Monday, September 24 15:52:06
Bank of Ireland and ICS Building Society have confirmed an increase of 0.5pc a year across all variable mortgage rates and have cut their free banking offer.
On average the increase will add an extra E27 a month to a mortgage of E100,000 over 25 years.
The change will come into effect for existing customers on 24 October. It came into effect for new business from 31 August.
A spokesperson for the bank, which is part owned by the Government, said it does not automatically issue news releases to the media on issues like this, or where there is a change that does not affect the majority of its customers.
In a statement, it said the decision was regrettable but necessary, due to the continuing high cost of funding and deposits and the need to return the bank to profitability.
Meanwhile, the bank has also announced new plans that will see free banking only available to customers who leave E3,000 permanently in their current account, from the 19th November.
This money will not earn any interest.
The National Consumer Agency (NCA) has criticised the plan, saying that the changes will see customers, who previously met the conditions for free banking, now subject to transaction charges.
"The NCA is urging Bank of Ireland's customers who met the previous criteria for free banking to use the next few weeks to review their statements, assess the charges they will be subject to, think about how they use their account and consider switching accounts, if they can make savings. The Central Bank's Current Account Switching Code is designed to make switching easier and quicker for consumers.

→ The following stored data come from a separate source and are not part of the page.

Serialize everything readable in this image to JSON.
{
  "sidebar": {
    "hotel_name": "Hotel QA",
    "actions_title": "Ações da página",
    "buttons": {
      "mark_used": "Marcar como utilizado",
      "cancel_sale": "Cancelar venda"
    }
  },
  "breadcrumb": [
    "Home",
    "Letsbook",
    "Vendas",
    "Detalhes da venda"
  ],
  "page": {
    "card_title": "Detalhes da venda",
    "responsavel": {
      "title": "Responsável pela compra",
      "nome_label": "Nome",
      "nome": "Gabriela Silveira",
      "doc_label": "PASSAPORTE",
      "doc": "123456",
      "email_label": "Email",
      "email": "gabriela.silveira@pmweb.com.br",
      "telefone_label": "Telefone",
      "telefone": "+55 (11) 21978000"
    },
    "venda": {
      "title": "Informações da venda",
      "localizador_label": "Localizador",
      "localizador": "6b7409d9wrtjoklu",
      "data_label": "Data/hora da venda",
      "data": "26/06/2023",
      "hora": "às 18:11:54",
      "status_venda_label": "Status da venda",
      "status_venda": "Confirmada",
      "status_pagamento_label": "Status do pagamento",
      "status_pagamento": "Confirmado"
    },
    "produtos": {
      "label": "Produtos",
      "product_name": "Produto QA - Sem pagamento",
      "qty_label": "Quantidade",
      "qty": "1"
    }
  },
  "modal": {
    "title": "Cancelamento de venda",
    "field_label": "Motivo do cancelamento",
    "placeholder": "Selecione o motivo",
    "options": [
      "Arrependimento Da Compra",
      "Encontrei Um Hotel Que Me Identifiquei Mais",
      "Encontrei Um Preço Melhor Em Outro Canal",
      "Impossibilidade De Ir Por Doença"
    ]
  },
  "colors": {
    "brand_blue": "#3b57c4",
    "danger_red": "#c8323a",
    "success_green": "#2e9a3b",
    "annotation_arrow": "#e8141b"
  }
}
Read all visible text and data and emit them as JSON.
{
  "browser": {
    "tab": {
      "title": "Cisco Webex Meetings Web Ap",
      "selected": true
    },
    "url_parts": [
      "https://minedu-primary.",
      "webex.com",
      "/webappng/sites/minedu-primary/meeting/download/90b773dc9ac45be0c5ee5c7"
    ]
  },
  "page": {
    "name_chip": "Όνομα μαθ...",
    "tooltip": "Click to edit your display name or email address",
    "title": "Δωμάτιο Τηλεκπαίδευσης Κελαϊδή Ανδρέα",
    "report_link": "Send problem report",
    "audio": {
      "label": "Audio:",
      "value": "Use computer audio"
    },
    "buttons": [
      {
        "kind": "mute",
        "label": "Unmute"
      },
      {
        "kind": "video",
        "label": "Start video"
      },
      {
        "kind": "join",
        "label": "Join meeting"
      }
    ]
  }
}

The NCA's Director of Public Awareness and Financial Education, Karen O'Leary, commented, "Bank of Ireland's new charges are a lose-lose situation, which will act as a deterrent to smart banking by encouraging people to use more cash and less electronic payment methods like debit cards. This is a backwards step at a time when we are being encouraged to be less reliant on cash and follows similar changes by AIB to their free banking criteria in May of this year."